Les Saâdiens, encore, gagnèrent une des grandes guerres du Maroc contre le Portugal (Wâd el-Makhazin - 1578). La défaite de celui-ci est épouvantable.
Le pays «sur lequel le soleil brille constamment» perd la guerre et aussi son Roi, également son indépendance vis-à-vis de l'Espagne, seul vainqueur stratégique. Car il profita, sans le savoir, de la faveur que lui faisait le Maroc qui, une fois de plus, laissa échapper les moyens de se montrer au monde et de s'imposer comme une force nouvelle mondiale. Il n'a pas su profiter des retombées de cette victoire, pour élargir ses ressources économiques et territoriales sur le détroit de Gibraltar. Mais malheureusement, cette donne n'entrait pas dans ses calculs. Elle n'a été profitable que pour entretenir ses arguments, étant un pays souverain, garant d'un passé passif, sans relief et plein de remous.

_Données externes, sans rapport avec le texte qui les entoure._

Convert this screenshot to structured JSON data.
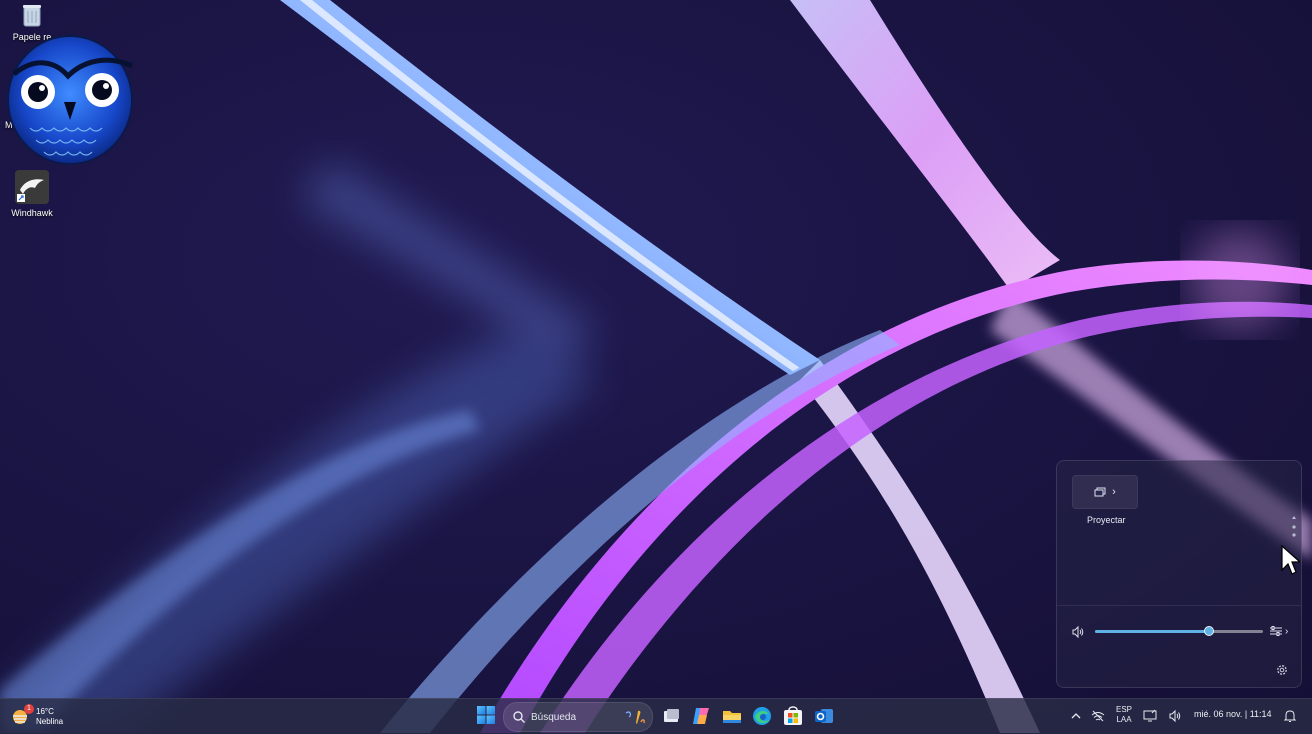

Notre héros du moment (Hassan Nasrallah - 2006), fait preuve de grand tacticien. Meneur d'hommes honnête et clairvoyant, il a constellé nos jours à défendre le territoire du Liban, bombarder Israël et sortir vainqueur de la guerre, sans plus. Car le Liban a été complètement détruit, dévasté. Mais peu importe, il a pu se tenir debout, la tête haute, face à deux grandes puissances militaires mondiales les USA et Israël. Mais malheureusement, notre héros doit offrir sa victoire aux autres parties de la nation libanaise qui ne l'ont pas méritée. Car démissionnaires, livrant le Liban à l'incertitude, corrompus de ne pas combattre, même par les mots. Spécificité libanaise, tout le monde gouverne. Mais pour gagner les guerres, il faut juste un parti, Hizbollah, juste une personne, Nasrallah. On l'entendant commenter sa victoire, sans prétention ni attitude de confiscation du pouvoir à ceux qui n'ont rien fait, sauf parasiter l'épreuve de la guerre et attendre sa fin pour encore parasiter et semer le doute. Quel particularisme bizarre libanais, minimisant un exploit historique, que de préserver la souveraineté aux seuls Libanais ! Il est trop sage, notre héros Nasrallah. Il demandait aux dirigeants arabes, au début de la guerre, de se taire et de juste l'oublier. Car capable de son pari. Quelle humiliation!  Mais après l'avoir gagné, il l'a perdu quand même. Puisqu'il offre, sa victoire, sur un plateau et gratuitement, à ceux qui ne désirent ni perdre ni gagner. Ils veulent seulement la paix, reconsidérée cette fois-ci par cet ennemi éternel, celui auquel nous avons toujours fait comprendre que nous voulions vivre en paix, sans plus.

Merci Nasrallah de nous avoir montré nos limites, de ne rien changer dans nos habitudes et de ne revendiquer que la satisfaction de nos âmes blessées.